UN-Kinderrechtskonvention

Am 20. November 1989 wurde die UN-Kinderrechtskonvention von der UN-Vollversammlung einstimmig angenommen. Sie gilt als Meilenstein für Kinderrechte im internationalen Recht. Der Grundgedanke der Konvention ist, dass Kinder bereits mit eigenen Rechten geboren werden, die man auch respektieren muss.

Die Konvention zielt darauf ab, Kinder zu schützen und zwar durch eigene Rechte. Im Mittelpunkt stehen die Rechte von Jungen und Mädchen auf Gleichheit, Gesundheitsversorgung und Bildung. Diese Rechte sollen beispielsweise Kinderarbeit verhindern: Weil die Kinder ein Recht auf Bildung haben, gehen sie zur Schule statt zu arbeiten. Der Gleichheitsgrundsatz soll wiederum dafür sorgen, dass alle Kinder zur Schule gehen können, egal welcher Herkunft und welches Geschlechtes sie sind. Die Unterzeichnerstaaten werden durch die Konvention verpflichtet, die Kinder vor Gewalt und Ausbeutung zu schützen.

Dennoch müssen Millionen von Kindern weltweit arbeiten oder erhalten keine Schulbildung. Es wird geschätzt, dass jedes Jahr etwa 10 Millionen Kinder sterben, bevor sie fünf Jahre alt werden. Rund 100 Million Mädchen und Jungen weltweit gehen nicht zur Schule.

Die UN will sich mit der Kinderrechtskonvention für die Verbesserung der Lebensverhältnisse der Kinder weltweit einsetzen und überwachen, dass die Rechte der Kinder eingehalten werden.
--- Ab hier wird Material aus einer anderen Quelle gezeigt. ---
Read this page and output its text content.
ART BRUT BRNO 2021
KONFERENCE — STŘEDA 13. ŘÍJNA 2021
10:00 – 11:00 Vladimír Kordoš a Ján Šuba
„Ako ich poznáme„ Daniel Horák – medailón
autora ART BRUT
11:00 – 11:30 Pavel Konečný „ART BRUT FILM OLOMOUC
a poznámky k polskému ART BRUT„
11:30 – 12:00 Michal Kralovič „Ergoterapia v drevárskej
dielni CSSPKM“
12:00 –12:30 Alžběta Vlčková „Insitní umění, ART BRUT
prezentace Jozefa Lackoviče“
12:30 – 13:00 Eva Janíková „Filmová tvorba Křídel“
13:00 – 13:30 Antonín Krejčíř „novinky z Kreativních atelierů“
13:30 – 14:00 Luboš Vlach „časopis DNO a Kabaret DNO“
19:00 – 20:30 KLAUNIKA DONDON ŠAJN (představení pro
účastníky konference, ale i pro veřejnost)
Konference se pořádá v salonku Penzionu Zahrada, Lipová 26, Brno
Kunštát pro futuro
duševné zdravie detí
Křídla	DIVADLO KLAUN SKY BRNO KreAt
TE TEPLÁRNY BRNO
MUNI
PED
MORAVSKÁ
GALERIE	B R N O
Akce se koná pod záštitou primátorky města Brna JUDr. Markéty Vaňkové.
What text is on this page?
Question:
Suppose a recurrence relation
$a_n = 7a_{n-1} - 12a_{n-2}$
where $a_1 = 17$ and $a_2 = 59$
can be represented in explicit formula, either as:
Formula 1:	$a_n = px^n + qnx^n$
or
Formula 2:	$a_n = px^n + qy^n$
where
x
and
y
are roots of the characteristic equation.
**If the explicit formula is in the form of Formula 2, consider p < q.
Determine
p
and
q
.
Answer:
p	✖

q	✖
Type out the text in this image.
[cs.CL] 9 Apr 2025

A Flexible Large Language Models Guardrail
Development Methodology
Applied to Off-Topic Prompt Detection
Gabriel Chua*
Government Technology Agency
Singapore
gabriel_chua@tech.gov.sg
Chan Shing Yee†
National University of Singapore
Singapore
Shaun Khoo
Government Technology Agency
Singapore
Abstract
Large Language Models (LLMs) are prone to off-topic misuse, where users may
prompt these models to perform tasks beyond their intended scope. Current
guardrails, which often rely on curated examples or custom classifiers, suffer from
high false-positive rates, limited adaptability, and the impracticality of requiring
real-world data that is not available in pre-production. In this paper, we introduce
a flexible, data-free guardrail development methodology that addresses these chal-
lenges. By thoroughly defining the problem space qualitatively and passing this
Die 192 Unterzeichnerstaaten müssen alle fünf Jahre den Vereinten Nationen über die Umsetzung berichten. Die Umsetzung der Konventionen gestaltet sich natürlich sehr unterschiedlich von Land zu Land. Wichtig ist sie dennoch, weil alleine die Information, dass Kinder Rechte besitzen, auf Dauer etwas bewirken kann. Deshalb steht in den meisten Ländern zunächst einmal Aufklärung im Vordergrund.